Ursprünglich interessierte sie sich für Tonys sanftes, passives
Wesen, aber dann verliebte sie sich in Brooks kühle Überheblichkeit.
Der Mythos der Baekeland-Familie faszinierte sie und Brooks' Aura
von altem Reichtum ebenfalls. Unter seiner Führung veränderte
sie sich rasch vom Hippiemädchen in eine bourgeoise Lady. Tony
konnte ihre Aufmerksamkeit nicht lange fesseln, es war bitter
für ihn, von ihr zurückgelassen zu werden. Barbara sah Blanca
anfangs gern und ermutigte Tony zu dieser Beziehung, entdeckte
aber bald jenen vertrauten Ehrgeiz bei ihr, der den gesellschaftlichen
Aufstieg anstrebt. Außerdem hasste sie Blanca natürlich für ihre
Jugend, ihre Schönheit und ihren Erfolg bei Brooks. Blanca wollte
sicherlich auch Geld und Status, aber ich will nicht über sie
urteilen. Die Faszination dieses Materials liegt gerade in seinen
vielen widersprüchlichen Seiten.
Sie haben zuletzt bei SWOON Regie geführt, das liegt eine Weile
zurück. Sie haben zwar seither ständig in dieser Branche gearbeitet,
aber warum dauerte es so lang, bis sie wieder einen Spielfilm
inszenierten?
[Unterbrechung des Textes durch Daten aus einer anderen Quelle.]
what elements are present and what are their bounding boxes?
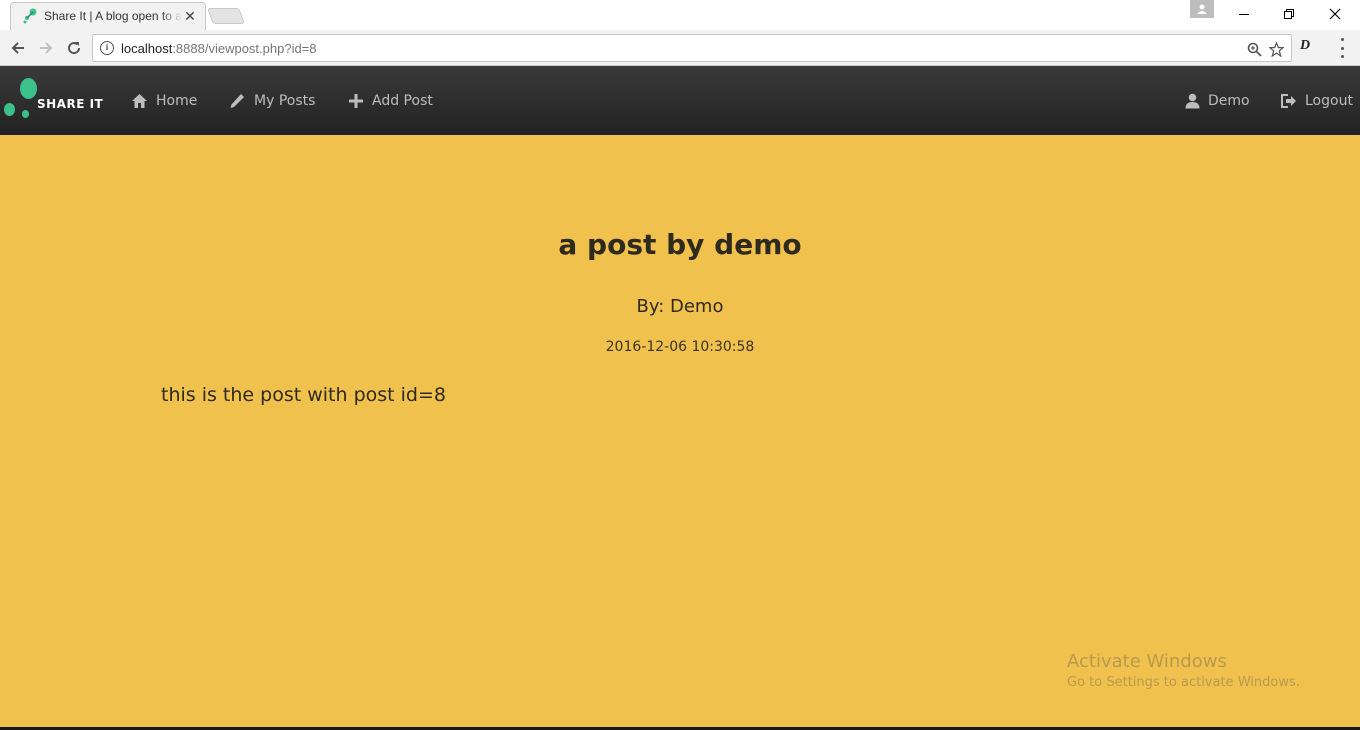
address-bar[interactable]: i localhost:8888/viewpost.php?id=8	[92, 34, 1292, 62]
share-it-favicon-icon	[23, 8, 37, 24]
user-icon	[1185, 93, 1200, 109]
minimize-icon	[1239, 14, 1249, 15]
forward-button[interactable]	[34, 36, 58, 60]
pencil-icon	[230, 94, 244, 108]
browser-menu-icon[interactable]	[1334, 38, 1350, 58]
nav-add-post[interactable]: Add Post	[348, 88, 433, 114]
tab-title: Share It | A blog open to all	[44, 9, 182, 23]
url-host: localhost	[121, 41, 173, 56]
nav-my-posts-label: My Posts	[254, 93, 316, 109]
watermark-title: Activate Windows	[1067, 651, 1227, 672]
restore-icon	[1284, 9, 1294, 19]
site-info-icon[interactable]: i	[100, 41, 114, 55]
nav-logout-label: Logout	[1305, 93, 1353, 109]
logout-icon	[1281, 94, 1296, 108]
site-navbar: SHARE IT Home My Posts Add Post Demo Log…	[0, 66, 1360, 135]
home-icon	[132, 94, 147, 108]
watermark-subtitle: Go to Settings to activate Windows.	[1067, 675, 1300, 690]
logo-dot-small	[22, 110, 29, 118]
reload-icon	[68, 42, 81, 55]
nav-home-label: Home	[156, 93, 198, 109]
profile-button[interactable]	[1190, 0, 1214, 18]
arrow-right-icon	[40, 42, 53, 54]
nav-my-posts[interactable]: My Posts	[229, 88, 315, 114]
brand-name: SHARE IT	[37, 97, 104, 111]
post-author: By: Demo	[636, 296, 724, 317]
bookmark-star-icon[interactable]	[1267, 40, 1285, 58]
restore-button[interactable]	[1266, 0, 1312, 28]
nav-home[interactable]: Home	[131, 88, 197, 114]
profile-icon	[1197, 4, 1207, 14]
minimize-button[interactable]	[1221, 0, 1267, 28]
nav-user-label: Demo	[1208, 93, 1250, 109]
post-date: 2016-12-06 10:30:58	[605, 339, 755, 355]
close-window-button[interactable]	[1312, 0, 1358, 28]
zoom-icon[interactable]	[1245, 40, 1263, 58]
nav-user-demo[interactable]: Demo	[1185, 88, 1250, 114]
post-body: this is the post with post id=8	[161, 384, 446, 406]
extension-icon[interactable]: D	[1300, 38, 1310, 54]
brand-logo[interactable]: SHARE IT	[0, 66, 110, 135]
back-button[interactable]	[6, 36, 30, 60]
logo-dot-medium	[4, 103, 15, 116]
arrow-left-icon	[11, 42, 24, 54]
url-text: localhost:8888/viewpost.php?id=8	[121, 41, 317, 56]
plus-icon	[349, 94, 363, 108]
windows-activation-watermark: Activate Windows Go to Settings to activ…	[1067, 651, 1300, 690]
browser-titlebar: Share It | A blog open to all ✕	[0, 0, 1360, 30]
browser-toolbar: i localhost:8888/viewpost.php?id=8 D	[0, 30, 1360, 66]
close-icon	[1329, 8, 1341, 20]
url-path: :8888/viewpost.php?id=8	[172, 41, 317, 56]
tab-close-icon[interactable]: ✕	[182, 8, 198, 25]
new-tab-button[interactable]	[207, 8, 245, 24]
reload-button[interactable]	[62, 36, 86, 60]
post-title: a post by demo	[558, 228, 802, 261]
logo-dot-large	[20, 78, 37, 99]
nav-add-post-label: Add Post	[372, 93, 433, 109]
nav-logout[interactable]: Logout	[1280, 88, 1353, 114]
Hat ihre Arbeit als Videokünstler Einfluss auf ihre
Arbeit als Regisseur?
Nach SWOON habe ich als Produzent gearbeitet. 1994 war ich Produzent
von Rose Troches Erstling GO FISH, der in Sundance lief. Dann
war ich Produzent von Mary Harrons Erstling I SHOT ANDY WARHOL,
der 1996 in Cannes lief. Ich inszenierte einen Kurzfilm, um den
30. Geburtstag des Modedesigners Geoffrey Beene zu feiern. Er
war vom Stummfilm inspiriert, Marcia Gay Harden, Viveca Lindfors,
Russell Wong und Claire Danes spielten mit. Dann machte ich den
Kurzfilm PLAIN PLEASURES mit Frances McDormand, Lili Taylor und
Will Patton, der in Amerika auf PBS gezeigt wurde. Seit 1985 arbeite
ich in den verschiedensten Medien: auf Video, Super-8, 16mm oder
ich mache Installationen. Diese kleineren Arbeiten werden in den
Museen in aller Welt ausgestellt und sie sind ein befreiendes
Gegengewicht zu der enormen Größe eines Spielfilmprojekts. Mit
so kurzen, experimentellen Projekten kann ich erfinden und herumprobieren.
Sie sind wie ein Spielplatz, im Gegensatz zu meinen ordentlichen,
klassisch strukturierten Spielfilmen.